The example contains:

  • a process application with one process deployed on the Camunda engine
  • custom forms to create and review the Tweet
  • creates on startup an admin user "kermit" (password: kermit)

It also demonstrates the usage of application.yaml configuration file.

How is it done

  1. To embed the Camunda Engine you must add following dependency to your pom.xml:
...
<dependency>
 <groupId>org.camunda.bpm.springboot</groupId>
 <artifactId>camunda-bpm-spring-boot-starter-webapp</artifactId>
 <version>3.0.0</version>
</dependency>
...
  1. With Spring Boot you usually create an "application" class annotated with @SpringBootApplication. In order to have a Camunda process application registered, you can simply add the annotation @EnableProcessApplication to the same class and also include the processes.xml file in your META-INF folder:
@SpringBootApplication
@EnableProcessApplication
public class TwitterServletProcessApplication {

  public static void main(String[] args) {
    SpringApplication.run(TwitterServletProcessApplication.class, args);
  }
}
  1. You can also put BPMN, CMMN and DMN files in your classpath, they will be automatically deployed and registered within the process application.

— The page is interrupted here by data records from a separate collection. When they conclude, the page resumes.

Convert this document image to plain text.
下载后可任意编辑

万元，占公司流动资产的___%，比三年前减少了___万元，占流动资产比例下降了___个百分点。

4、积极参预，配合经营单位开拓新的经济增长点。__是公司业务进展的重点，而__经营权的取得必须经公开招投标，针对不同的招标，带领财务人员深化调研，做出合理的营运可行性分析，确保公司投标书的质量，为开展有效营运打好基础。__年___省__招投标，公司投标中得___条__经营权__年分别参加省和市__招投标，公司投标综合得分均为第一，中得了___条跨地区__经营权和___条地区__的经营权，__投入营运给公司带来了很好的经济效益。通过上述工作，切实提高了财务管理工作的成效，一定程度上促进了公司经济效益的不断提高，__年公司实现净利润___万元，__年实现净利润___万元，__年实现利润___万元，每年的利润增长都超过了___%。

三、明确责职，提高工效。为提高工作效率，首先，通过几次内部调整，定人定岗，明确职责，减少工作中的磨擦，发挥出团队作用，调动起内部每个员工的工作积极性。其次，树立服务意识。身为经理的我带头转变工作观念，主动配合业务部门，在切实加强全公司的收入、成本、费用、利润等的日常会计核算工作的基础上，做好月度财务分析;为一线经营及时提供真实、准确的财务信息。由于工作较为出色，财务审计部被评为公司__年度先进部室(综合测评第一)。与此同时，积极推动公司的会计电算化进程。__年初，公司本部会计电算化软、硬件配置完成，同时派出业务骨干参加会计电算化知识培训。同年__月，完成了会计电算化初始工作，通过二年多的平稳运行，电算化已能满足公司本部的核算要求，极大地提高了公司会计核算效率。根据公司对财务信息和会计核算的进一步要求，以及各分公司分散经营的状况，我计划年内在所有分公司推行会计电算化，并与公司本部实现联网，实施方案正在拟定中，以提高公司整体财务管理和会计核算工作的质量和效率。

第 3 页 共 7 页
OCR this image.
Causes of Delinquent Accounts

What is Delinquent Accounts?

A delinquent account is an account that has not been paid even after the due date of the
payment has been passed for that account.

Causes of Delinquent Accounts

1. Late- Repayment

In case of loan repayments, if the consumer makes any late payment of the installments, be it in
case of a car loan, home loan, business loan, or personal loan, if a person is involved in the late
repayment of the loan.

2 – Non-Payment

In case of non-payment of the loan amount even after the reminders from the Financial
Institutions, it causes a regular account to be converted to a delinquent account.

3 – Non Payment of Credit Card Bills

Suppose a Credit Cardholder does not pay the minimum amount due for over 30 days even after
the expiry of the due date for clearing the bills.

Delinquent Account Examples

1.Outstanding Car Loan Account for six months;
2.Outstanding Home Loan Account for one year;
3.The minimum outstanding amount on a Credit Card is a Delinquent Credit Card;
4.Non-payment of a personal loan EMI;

  2. You can configure your Spring Boot application using application.yaml file. All possible Camunda-specific configuration parameters are listed here

  3. This example provides two implementations for posting a Tweet:

  • TweetContentOfflineDelegate (default) - will just print the tweet content on console
  • TweetContentDelegate - will really post a tweet on http://twitter.com/#!/camunda_demo

You can switch between two implementations by changing the name of a Spring bean to tweetAdapter. This tweetAdapter bean is further referenced in the BPMN diagram via "Delegate expression" in a service task:

...
<serviceTask id="service_task_publish_on_twitter" name="Publish on Twitter" camunda:delegateExpression="#{tweetAdapter}">
  ...
</serviceTask>
...

Run the application and check the result

You can build the application by mvn clean install and then run it with java -jar command.